Анастасия Туровская. Яблоки

Где-то там, за редеющим летним дождём,
где уже розоват окоем,
яблоки падают, катятся,
от Казанской — к Параскеве Пятнице.
Обойдешь посолонь, протянешь ладонь
золотое-румяное — тебе.
Там, за рекой,
за полынью, за полыньёй,
там, где имя твоё —
на реке ледоход, на реке ледостав,
над рекой — листопад…
Как будто можно в это верить!
Сидеть и слушать —
шуршат сухие погремушки
на глубоко февральском клёне,
как будто мамины серёжки,
когда, склонясь над колыбелью,
тихонько пела...
На нитке птички и зверушки
качались мерно —
ты тянулась
ручонками и что-то лепетала.
Как-будто можно это помнить!
Вздох ветра в шторах
и каждый предрассветный шорох —
хрусталики советской люстры
звенят чуть слышно
на грани утра, в полусонье,
и яблоня цветёт в проёме.
Всё там, всё там, в парящем доме.

Анна Соболева. Спасти

Вот она ночь… Закончилась, близится час к шести,
Хочется их спасти: каждого, всех спасти.
Потому что опять на руках умирают, опять умирают
Больные, душевнобольные и раненые.
Плакать опять недосуг, плакать опять не пристало.
Господи, вот бы им жить, каждого бы оставила.

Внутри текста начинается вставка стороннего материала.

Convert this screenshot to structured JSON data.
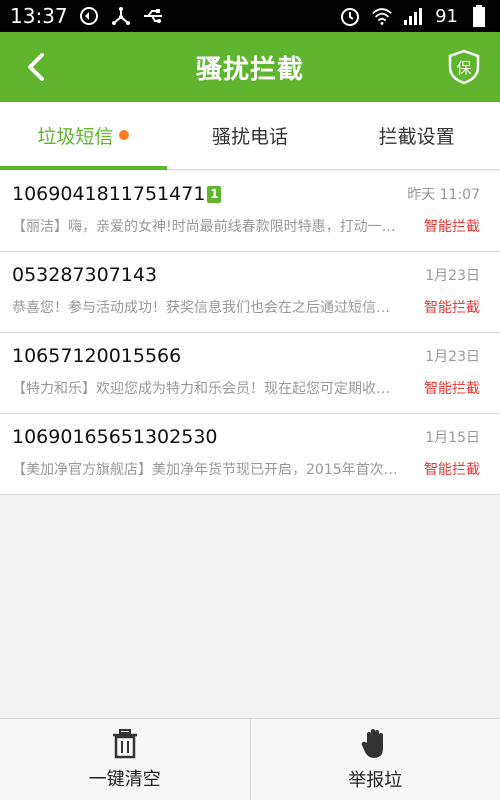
{
  "status_bar": {
    "time": "13:37",
    "battery": "91",
    "left_icons": [
      "sync-icon",
      "usb-tether-icon",
      "usb-icon"
    ],
    "right_icons": [
      "alarm-icon",
      "wifi-icon",
      "signal-icon",
      "battery-icon"
    ]
  },
  "header": {
    "title": "骚扰拦截",
    "shield_label": "保",
    "bg_color": "#5fb52d"
  },
  "tabs": [
    {
      "label": "垃圾短信",
      "active": true,
      "has_dot": true
    },
    {
      "label": "骚扰电话",
      "active": false
    },
    {
      "label": "拦截设置",
      "active": false
    }
  ],
  "messages": [
    {
      "number": "1069041811751471",
      "badge": "1",
      "time": "昨天 11:07",
      "preview": "【丽洁】嗨，亲爱的女神!时尚最前线春款限时特惠，打动一…",
      "tag": "智能拦截"
    },
    {
      "number": "053287307143",
      "time": "1月23日",
      "preview": "恭喜您！参与活动成功！获奖信息我们也会在之后通过短信…",
      "tag": "智能拦截"
    },
    {
      "number": "10657120015566",
      "time": "1月23日",
      "preview": "【特力和乐】欢迎您成为特力和乐会员！现在起您可定期收…",
      "tag": "智能拦截"
    },
    {
      "number": "10690165651302530",
      "time": "1月15日",
      "preview": "【美加净官方旗舰店】美加净年货节现已开启，2015年首次…",
      "tag": "智能拦截"
    }
  ],
  "bottom_bar": {
    "clear_label": "一键清空",
    "report_label": "举报垃"
  },
  "colors": {
    "accent": "#5fb52d",
    "tag_red": "#e53935",
    "dot_orange": "#ff7a1a"
  }
}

Каждого бы пригрела, омыла и возвеличила:
Утопленную собаку, девочку, сжегшую спички,
Глядящих в небо на поле бранном в последнем вздохе,
Идущего длинной зеленой милей Джона Коффи.
Неоднозначных, сложных, совсем невинных
И обязательно Белого Бима,
Обязательно Белого Бима.
Горбуна, обнимающего цыганку, внутри подвала,
Обессиленную Пассук у Оленьего Перевала.

И в эту минуту прощаешь им: вольное и невольное.
Бегущему Левченко, дяде Тому, Паулю Боймеру.
Кажется, это ты лежишь на снегу, под поездом,
Это тебя отправляют резать в военный госпиталь.
У тебя каждый раз частичку, но отбирают,
А они умирают опять,
Опять умирают.

Олег Болдырев. Созвездия

Созвездия вершат свой ход в небесной вышине.
Готовы кони у ворот, погашен свет в окне.
Предоставляю вам летать во сне и пить вечерний чай...
Копыта простучат во тьме. Настал мой час. Прощай.

Я видел реку, что течет в бескрайний океан
И воды синие несет по землям разных стран,
А на побережье океана - гомон птичьих стай...
Жаль, что все эти дивные страны мне не нужны. Прощай.

Звала меня моя земля остаться с ней навек -
Ее бескрайние поля, лесов святой ковчег.
Слышны напевы вольной доли, и сладок урожай -
Но не сыграть мне в этой роли. Пора идти. Прощай.

И бог меня не оставлял. поддерживал в тоске,
И даже как-то различал след мой на песке -
Но только я ведь не прошу пропуск в светлый рай,
Я вместе с песней уношу свои грехи. Прощай.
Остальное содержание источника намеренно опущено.